Arranged(68)



“It’s not as obscure as you might think. It circulates pretty heavily in the modeling community.”

“Why’d you do it?” she asked. There was no judgement in the question, just probing curiosity.

“I was in a bad place. I’d spent about four years struggling. Don’t get me wrong, I had some success, but it never felt like it mattered. My life was not improving. No matter what I did, it felt like I was still drowning.”

Our eyes met. “I know the feeling,” she stated.

I was sure she did.

“Most models spend all the money they make trying to prove they’re worth something on Instagram,” she said.

I nodded. “Exactly. The average successful modeling career lasts less than four years. I’ve had more luck at it than most, but I’m well aware that it’s temporary. I started at fourteen, that means I’m coasting on borrowed time and, even with some success, this industry will likely still be done with me directly after my teens. I was making decent money, but nowhere near enough to retire at twenty.”

“God, that’s depressing,” Jovie lamented. “And it’s all true.”

“I wanted to be more,” I explained. I wanted her of all people to understand. “To change my station in life. To be untouchable.”

“And now you’re a Castelo. That’s about as untouchable as it gets.”

I nodded, meeting her eyes squarely. She got it. “It was a lonely choice to make, but I can’t regret it.”

Her hand covered mine. “Your life’s not lonely anymore. If you have one person, you’re never alone, right? You’ve got me. Always.”





CHAPTER





THIRTY





Banks followed me to Paris. He came bearing gifts in a wealth of aquamarine jewelry. I didn’t recognize it from the family cache. He told me it was a late birthday gift and that it reminded him of my eyes.

And then he stayed with me. I couldn’t quite believe it, and I couldn’t fathom why or how he was able to take so much time away from all of his business projects, but he did for almost two weeks. He shadowed me everywhere like he had nowhere else he wanted to be. He came to all my shoots and took me out every day after I was done working.

We ate at all the best restaurants, extravagant French food or lavish Italian, and somehow he talked me out of counting most of my calories.

We drank cheap sparkling wine at the foot of the Eiffel Tower and expensive champagne at the top.

He spent four hours chasing me leisurely through the Louvre, snapping pictures of me only when I wasn’t posing for them. At one point, I almost fell into an undoubtedly priceless vase.

He caught me with a warm smile, drawing me close. “We wouldn’t want you to fall into anything expensive.”

“Except you,” I teased.

“Fall into me all you want,” he murmured. “As far as you’re concerned, I’m free.”

I lost my breath. My heart pounded. He had changed so much toward me in such a short time, and I couldn’t tell when he was teasing anymore and when he was serious, but I didn’t pursue it any further. I was too wary of him still to push my luck.

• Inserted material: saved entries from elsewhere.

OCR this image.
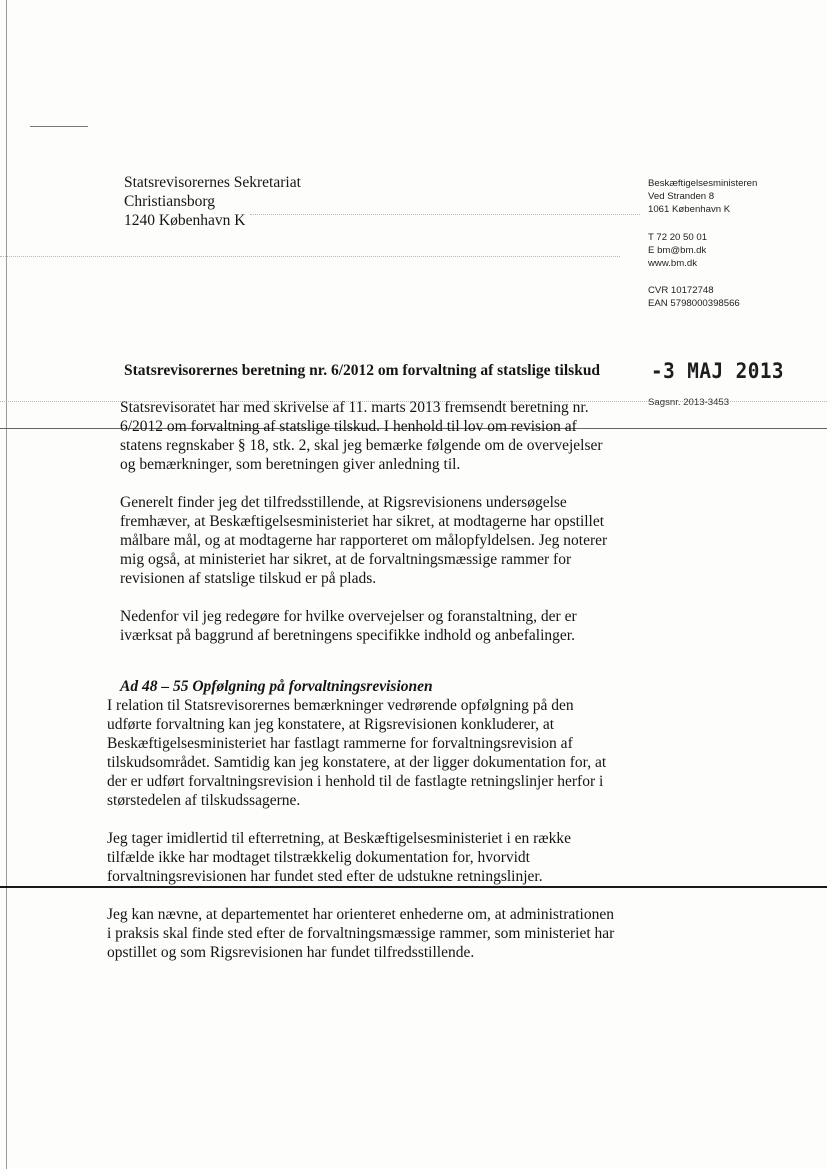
Statsrevisorernes Sekretariat
Christiansborg
1240 København K
Beskæftigelsesministeren
Ved Stranden 8
1061 København K
T 72 20 50 01
E bm@bm.dk
www.bm.dk
CVR 10172748
EAN 5798000398566
-3 MAJ 2013
Sagsnr. 2013-3453
Statsrevisorernes beretning nr. 6/2012 om forvaltning af statslige tilskud

Statsrevisoratet har med skrivelse af 11. marts 2013 fremsendt beretning nr. 6/2012 om forvaltning af statslige tilskud. I henhold til lov om revision af statens regnskaber § 18, stk. 2, skal jeg bemærke følgende om de overvejelser og bemærkninger, som beretningen giver anledning til.

Generelt finder jeg det tilfredsstillende, at Rigsrevisionens undersøgelse fremhæver, at Beskæftigelsesministeriet har sikret, at modtagerne har opstillet målbare mål, og at modtagerne har rapporteret om målopfyldelsen. Jeg noterer mig også, at ministeriet har sikret, at de forvaltningsmæssige rammer for revisionen af statslige tilskud er på plads.

Nedenfor vil jeg redegøre for hvilke overvejelser og foranstaltning, der er iværksat på baggrund af beretningens specifikke indhold og anbefalinger.

Ad 48 – 55 Opfølgning på forvaltningsrevisionen

I relation til Statsrevisorernes bemærkninger vedrørende opfølgning på den udførte forvaltning kan jeg konstatere, at Rigsrevisionen konkluderer, at Beskæftigelsesministeriet har fastlagt rammerne for forvaltningsrevision af tilskudsområdet. Samtidig kan jeg konstatere, at der ligger dokumentation for, at der er udført forvaltningsrevision i henhold til de fastlagte retningslinjer herfor i størstedelen af tilskudssagerne.

Jeg tager imidlertid til efterretning, at Beskæftigelsesministeriet i en række tilfælde ikke har modtaget tilstrækkelig dokumentation for, hvorvidt forvaltningsrevisionen har fundet sted efter de udstukne retningslinjer.

Jeg kan nævne, at departementet har orienteret enhederne om, at administrationen i praksis skal finde sted efter de forvaltningsmæssige rammer, som ministeriet har opstillet og som Rigsrevisionen har fundet tilfredsstillende.
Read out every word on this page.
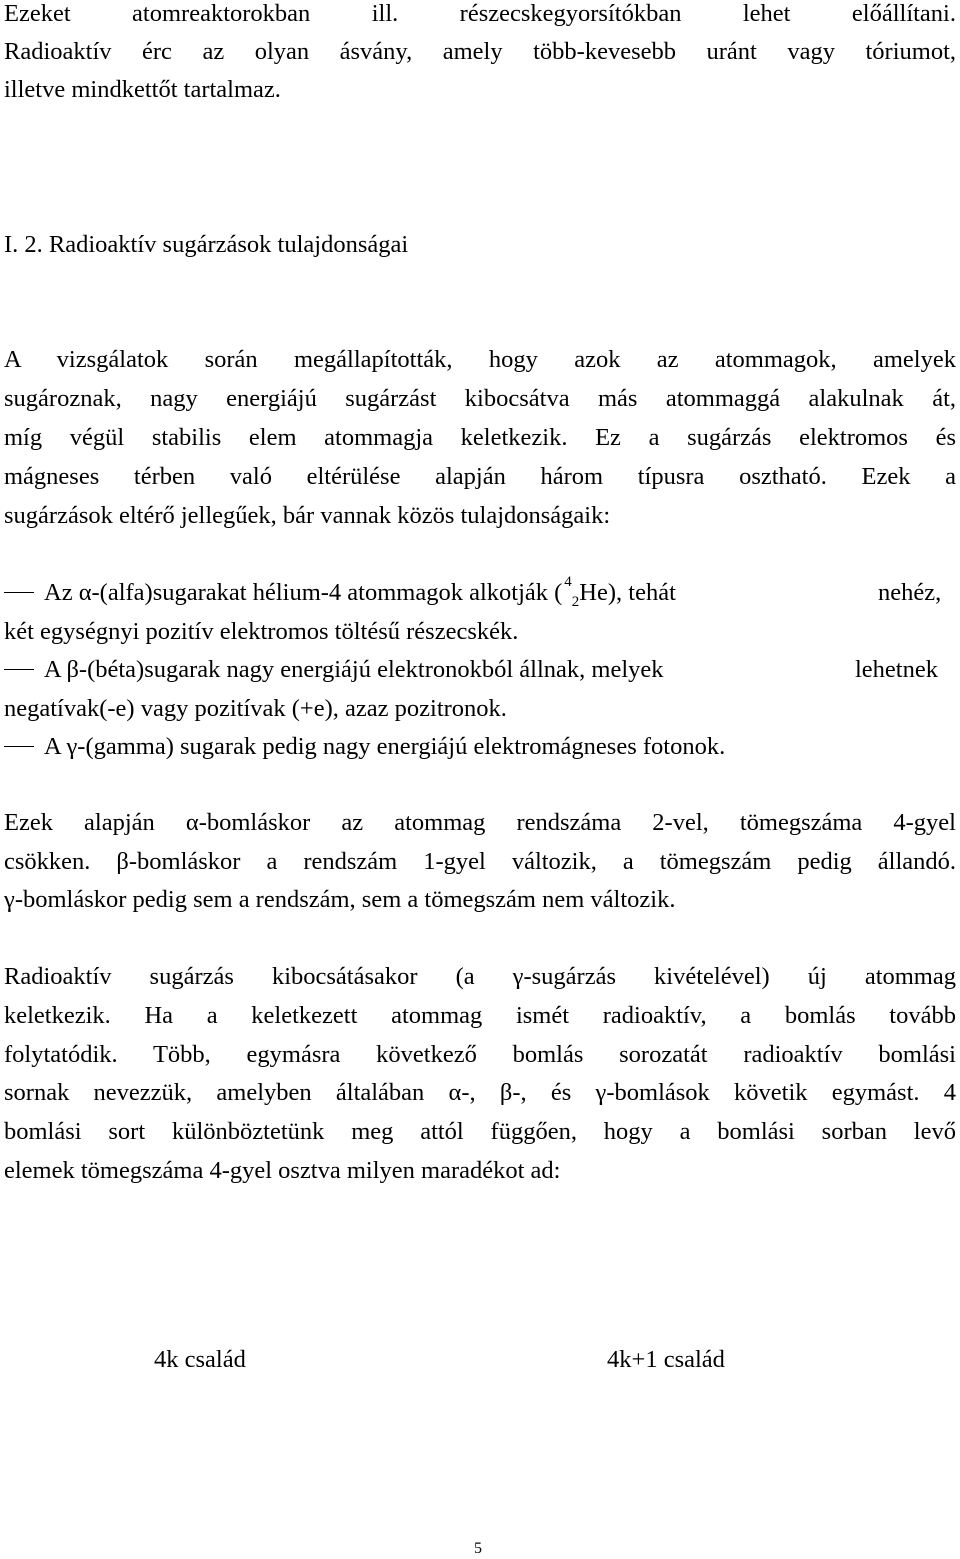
Ezeket atomreaktorokban ill. részecskegyorsítókban lehet előállítani.
Radioaktív érc az olyan ásvány, amely több-kevesebb uránt vagy tóriumot,
illetve mindkettőt tartalmaz.
I. 2. Radioaktív sugárzások tulajdonságai
A vizsgálatok során megállapították, hogy azok az atommagok, amelyek
sugároznak, nagy energiájú sugárzást kibocsátva más atommaggá alakulnak át,
míg végül stabilis elem atommagja keletkezik. Ez a sugárzás elektromos és
mágneses térben való eltérülése alapján három típusra osztható. Ezek a
sugárzások eltérő jellegűek, bár vannak közös tulajdonságaik:
Az α-(alfa)sugarakat hélium-4 atommagok alkotják ( $^4_2$He), tehát	nehéz,
két egységnyi pozitív elektromos töltésű részecskék.
A β-(béta)sugarak nagy energiájú elektronokból állnak, melyek	lehetnek
negatívak(-e) vagy pozitívak (+e), azaz pozitronok.
A γ-(gamma) sugarak pedig nagy energiájú elektromágneses fotonok.
Ezek alapján α-bomláskor az atommag rendszáma 2-vel, tömegszáma 4-gyel
csökken. β-bomláskor a rendszám 1-gyel változik, a tömegszám pedig állandó.
γ-bomláskor pedig sem a rendszám, sem a tömegszám nem változik.
Radioaktív sugárzás kibocsátásakor (a γ-sugárzás kivételével) új atommag
keletkezik. Ha a keletkezett atommag ismét radioaktív, a bomlás tovább
folytatódik. Több, egymásra következő bomlás sorozatát radioaktív bomlási
sornak nevezzük, amelyben általában α-, β-, és γ-bomlások követik egymást. 4
bomlási sort különböztetünk meg attól függően, hogy a bomlási sorban levő
elemek tömegszáma 4-gyel osztva milyen maradékot ad:
4k család	4k+1 család
5
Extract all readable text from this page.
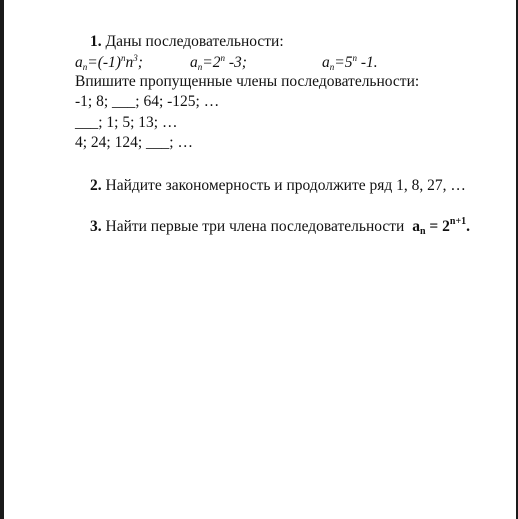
1. Даны последовательности:
$a_n=(-1)^nn^3$;	$a_n=2^n$ -3;	$a_n=5^n$ -1.
Впишите пропущенные члены последовательности:
-1; 8; ___; 64; -125; …
___; 1; 5; 13; …
4; 24; 124; ___; …
2. Найдите закономерность и продолжите ряд 1, 8, 27, …
3. Найти первые три члена последовательности $a_n = 2^{n+1}$.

We spent a day in Versailles, staring at our golden reflections and making out in every decadent, dark corner we could find.

One day we went on a food and wine tour through the R district. I ate some of the cheese and drank all the wine. He ate double all the things I didn’t like. The stinky soft cheese, the duck paté, the caviar, and anything that ended with tartar. My palette for expensive, acquired tastes was underdeveloped, to say the least.

We marveled at every inch of Notre Dame for a full six hours, naming as many gargoyles as we could. We found a pop-up book of the city in the gift shop there and went on a tour to visit every single sight we hadn’t already seen. We went over and under the Arc de Triomphe, through the Centre Pompidou, Sacré-Coeur, and Les Invalides.

We took a silly selfie at each one.

Paris was a new chapter for us. I didn’t know why it was so, what had shifted, what was growing between the two of us, and we didn’t speak of it much, as though afraid we’d talk ourselves out of this spell.

It wasn’t my first time in Paris, but it was the first time I saw it through the eyes of a lover.

There was something in the air, a softer filter over the skyline day and night. Rose-colored glasses indeed.

I admitted to him that I loved the French custom of greeting with a kiss on both cheeks. He kissed my cheeks until I giggled and at least twenty times a day after that.

And we talked. He told me about his business interests. The fortune he’d made and lost, the one he was building again. He was passionate about it, which I had a cursory understanding of. He tried to explain it to me. He bought valuable, calculated pieces of land and built on them, then leased out the buildings and made a steady fortune in the bargain. It sounded a bit boring to me, but it clearly drove him. I gleaned that he was just as driven to surpass his father someday.

It was mid-morning. We were still abed. It was my only full day off on the trip, and we were taking full advantage.

I told him about some of my business ideas, things I’d been working on with his father. My ventures were adding up quickly. What had started out as a small idea to collaborate with Morphe for some signature matte liquid lip colors with my name attached had quickly sprouted into a full-on cosmetics line, brushes included. And I’d gone from modeling for Stuart Weitzman to designing my own shoe line.